3. Ceza Dairesi 2019/2965 E. , 2019/11309 K.
"İçtihat Metni"MAHKEMESİ :Asliye Ceza Mahkemesi
HÜKÜM : Mahkumiyet
Mahalli mahkemece verilen hükümler temyiz edilmekle evrak okunarak;
Gereği görüşülüp düşünüldü:
1) Sanık hakkında hakaret suçundan verilen mahkumiyet hükmüne yönelik temyiz itirazlarının incelenmesinde;
Hükmolunan adli para cezasının tür ve miktarı, 14.04.2011 tarihinde yürürlüğe giren 31.03.2011 tarih ve 6217 sayılı Kanun"un 26. maddesi ile 6723 sayılı Kanun"un 33. maddesiyle değişik 5320 sayılı Ceza Muhakemesi Kanunu"nun Yürürlük ve Uygulama Şekli Hakkındaki Kanuna eklenen geçici 2. maddesi uyarınca kesin nitelikte bulunduğundan sanığın temyiz isteminin 5320 sayılı Kanunun 8. maddesi gereğince yürürlükte bulunan 1412 sayılı CMUK"un 317. maddesi uyarınca isteme uygun olarak REDDİNE,
2) Sanık hakkında 6136 sayılı Kanun"a aykırılık suçundan verilen mahkumiyet hükmüne yönelik temyiz itirazlarının incelenmesinde;
Sanığa verilen hapis cezası yönünden; Anayasa Mahkemesinin 24.11.2015 tarih ve 29542 sayılı Resmi Gazete"de yayımlanarak yürürlüğe giren 08.10.2015 tarih ve 2014/140 Esas- 2015/85 Karar sayılı kararı ile 5237 sayılı TCK"nin 53. maddesindeki bazı hükümler iptal edilmiş ise de, bu husus infaz aşamasında dikkate alınabileceğinden bozma nedeni yapılmamıştır.

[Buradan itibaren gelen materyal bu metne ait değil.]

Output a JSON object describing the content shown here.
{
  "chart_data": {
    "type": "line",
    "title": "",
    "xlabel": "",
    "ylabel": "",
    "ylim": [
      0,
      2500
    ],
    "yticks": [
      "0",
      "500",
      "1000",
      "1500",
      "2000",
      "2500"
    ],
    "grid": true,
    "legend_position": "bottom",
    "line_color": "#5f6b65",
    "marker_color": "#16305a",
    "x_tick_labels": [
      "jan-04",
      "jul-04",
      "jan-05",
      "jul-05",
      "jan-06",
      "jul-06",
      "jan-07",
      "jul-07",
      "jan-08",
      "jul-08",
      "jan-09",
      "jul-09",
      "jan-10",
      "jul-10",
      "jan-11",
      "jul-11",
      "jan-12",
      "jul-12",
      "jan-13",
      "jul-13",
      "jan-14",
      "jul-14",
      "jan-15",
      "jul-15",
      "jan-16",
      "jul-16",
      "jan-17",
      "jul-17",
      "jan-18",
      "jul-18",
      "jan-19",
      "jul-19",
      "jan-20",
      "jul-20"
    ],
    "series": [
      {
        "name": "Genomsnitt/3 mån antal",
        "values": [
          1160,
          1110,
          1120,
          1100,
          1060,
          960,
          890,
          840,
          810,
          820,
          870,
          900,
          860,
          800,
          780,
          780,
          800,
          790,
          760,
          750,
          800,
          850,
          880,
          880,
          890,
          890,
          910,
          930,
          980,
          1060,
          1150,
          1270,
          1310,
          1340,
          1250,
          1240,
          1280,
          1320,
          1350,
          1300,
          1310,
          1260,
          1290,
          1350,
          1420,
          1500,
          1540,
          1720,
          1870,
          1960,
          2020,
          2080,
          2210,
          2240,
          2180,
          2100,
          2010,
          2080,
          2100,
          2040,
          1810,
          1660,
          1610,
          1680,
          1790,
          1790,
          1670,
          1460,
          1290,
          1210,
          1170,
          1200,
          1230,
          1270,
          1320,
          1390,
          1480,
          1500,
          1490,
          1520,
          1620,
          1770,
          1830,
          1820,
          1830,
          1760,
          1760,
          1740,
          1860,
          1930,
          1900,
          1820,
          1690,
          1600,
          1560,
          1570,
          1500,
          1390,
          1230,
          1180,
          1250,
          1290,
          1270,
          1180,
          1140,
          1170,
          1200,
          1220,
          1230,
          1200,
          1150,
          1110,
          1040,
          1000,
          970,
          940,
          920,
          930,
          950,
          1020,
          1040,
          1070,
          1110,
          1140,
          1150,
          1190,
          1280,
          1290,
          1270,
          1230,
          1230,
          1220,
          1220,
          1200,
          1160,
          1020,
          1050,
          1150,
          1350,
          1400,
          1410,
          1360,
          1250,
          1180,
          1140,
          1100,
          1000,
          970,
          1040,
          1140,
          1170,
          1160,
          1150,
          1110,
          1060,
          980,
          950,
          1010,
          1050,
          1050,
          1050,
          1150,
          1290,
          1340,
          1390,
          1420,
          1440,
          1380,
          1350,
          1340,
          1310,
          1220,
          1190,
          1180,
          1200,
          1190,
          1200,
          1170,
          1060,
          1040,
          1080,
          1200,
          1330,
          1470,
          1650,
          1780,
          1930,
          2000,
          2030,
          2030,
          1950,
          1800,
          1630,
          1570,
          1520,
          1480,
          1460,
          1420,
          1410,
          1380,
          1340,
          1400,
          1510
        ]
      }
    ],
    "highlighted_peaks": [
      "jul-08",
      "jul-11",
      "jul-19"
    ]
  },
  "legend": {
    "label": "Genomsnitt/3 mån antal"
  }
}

Yapılan yargılamaya, toplanan ve karar yerinde açıklanan delillere, mahkemenin kovuşturma sonucunda oluşan inanç ve takdirine, gösterilen gerekçeye ve uygulamaya göre sanığın yerinde görülmeyen temyiz itirazlarının reddiyle hükmün ONANMASINA,
3) Sanık hakkında, müştekiler ... ve ...i kasten yaralama suçlarından verilen mahkumiyet hükümlerine yönelik temyiz itirazlarının incelenmesinde;Yerinde görülmeyen diğer temyiz itirazlarının reddine, ancak;
a) Sanık hakkında düzenlenen iddianamede, 5237 sayılı TCK"nin 29. maddesinin uygulanması talep edildiği halde sanığa bu maddenin uygulanmaması ihtimaline binaen ek savunma hakkı tanınmadan karar verilmesi suretiyle 5271 sayılı CMK"nun 226. maddesine muhalefet edilerek sanığın savunma hakkının kısıtlanması,
b) Müşteki ... hakkında, ...Devlet Hastanesinin 07.01.2013 tarihli raporunda; ""batın sol üst yarısında 4 cm cilt-ciltaltını içeren kas kesisi mevcut, batın duvarına penetre dkay sebebiyle basit tıbbi müdahale ile giderilemez, şimdilik hayati tehlike mevcut değildir"" şeklinde görüş belirtildiği, müşteki ... hakkında ise, aynı hastanenin 06.01.2013 tarihli raporunda; "" epigastrik bölgede 1 cm cilt-cilaltı doku kesisi mevcut, batına nafiz dkay sebebiyle basit tıbbi müdahale ile giderilemez, şimdilik hayati tehlike mevcut değildir"" şeklinde görüş belirtildiği ancak müştekilerin mevcut doktor raporlarının hüküm kurmaya elverişli olmaması karşısında; müştekiler ... ve ..."ya ait tüm tedavi belgeleri ve geçici ve kesin raporların en yakın Adli Tıp Kurumu Şube Müdürlüğüne gönderilerek, öncelikle müştekilerin olay nedeniyle hayati tehlike geçirip geçirmediği hususunda olmak üzere, 5237 sayılı TCK’nin 86. ve 87. maddelerindeki tüm unsurları kapsayacak şekilde raporlarının aldırılmasından sonra sanığın hukuki durumunun belirlenmesi gerektiği gözetilmeden yetersiz raporlara dayanılarak yazılı şekilde hükümler tesis edilmesi,
c) Anayasa Mahkemesinin 24.11.2015 tarih ve 29542 sayılı Resmi Gazete"de yayımlanarak yürürlüğe giren 08.10.2015 tarih ve 2014/140 Esas- 2015/85 Karar sayılı kararı ile 5237 sayılı TCK"nin 53. maddesindeki bazı hükümlerin iptal edilmesi nedeniyle hak yoksunlukları yönünden sanığın hukuki durumunun yeniden değerlendirilmesinde zorunluluk bulunması,
Bozmayı gerektirmiş, sanığın temyiz itirazları bu itibarla yerinde görülmüş olduğundan hükümlerin bu nedenlerle 6723 sayılı Kanun"un 33. maddesiyle değişik 5320 sayılı Kanun"un 8/1. maddesi ile yürürlükte bulunan 1412 sayılı CMUK’un 321. maddesi uyarınca BOZULMASINA, CMUK 326/son maddesi gereğince sanığın kazanılmış hakkının saklı tutulmasına 23.05.2019 gününde oy birliğiyle karar verildi.